With one foot firmly in the “land of personal responsibility and the other in the land of structural inequality”, Wynn takes the reader on a journey to explain why low-income Americans have a more difficult time purchasing affordable nutritious food.

Big-box retailers and national grocery store chains have been moving out of the city and into the suburbs in recent years for numerous reasons. For starters, the growing cost of maintaining insurance in communities with above average levels of crime, plus the need to standardize the size and shape of stores in order to reduce the costs of operation, have driven many grocery stores to leave the cities and move to surrounding areas in order to increase profitability. Urban density makes it difficult for the immense 18-wheeler trucks, which distribution centers use to deliver food, to maneuver down small, car-cramped urban streets or inside of small, outdated loaded docks at older food stores. Suburban communities have the space to build the loading docks and parking lots that newer larger grocery stores need.

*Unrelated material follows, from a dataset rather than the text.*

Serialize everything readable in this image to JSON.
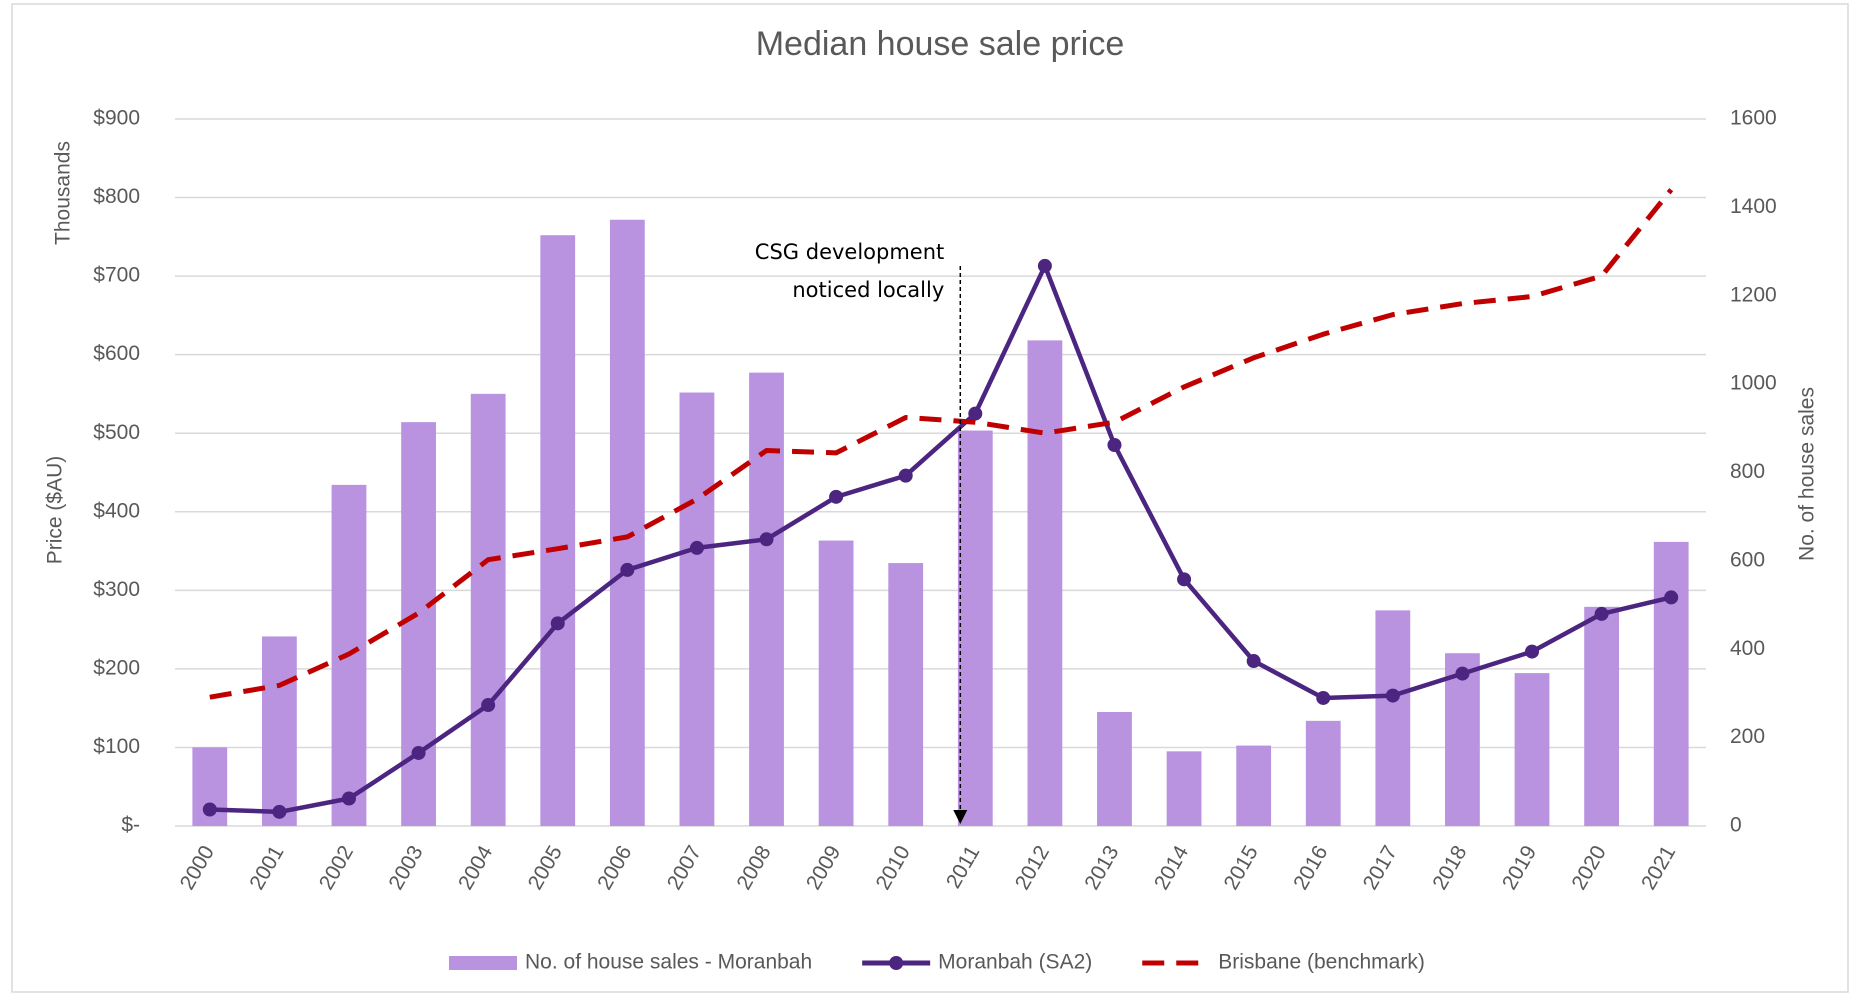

Ethnic grocery stores and corner stores, both of which often lack a wide selection of fresh produce and meats, move into poor neighborhoods to fulfill the function–providing food–that the newer grocery stores have sidestepped. Local residents who want a fuller selection of fruits, vegetable, and meats than their corner grocer can provide often have to take bus rides of an hour or more to and from a larger grocery store; then the shopper is limited to bringing home what they can carry on a city bus. To avoid a long and tiresome trip, poor people often end up eating the food at the corner stores on a regular basis. Eventually, a lack of dietary diversity on a consistent basis leads to higher rates of obesity, diabetes, and other diet-related illnesses.

Capitalism is working just as it is supposed to: grocery store chains move to where they can achieve the highest profits and serve the greatest number of people; smaller stores step in to fill the niche left by the vacating stores. But this system does not serve the bodily needs of all people, thus it is inefficiency in a way that has less to do with profits and more to do with morals, ethics, and values. How do you feed the poor people in the food deserts, the people that the food system has literally deserted?

Mark Wynn offers a number of responses to the question of how to make sure that the least among us have access to the same high-quality, nutritious, and affordable food as the middle- and upper-classes and those who possess a car. Most of what Wynn suggests can be reduced to the idea that improving our food system will require more public-private partnerships: local and federal government agencies coming to the table and working with local farmers and private chains to make it profitable for food to reach those who need it.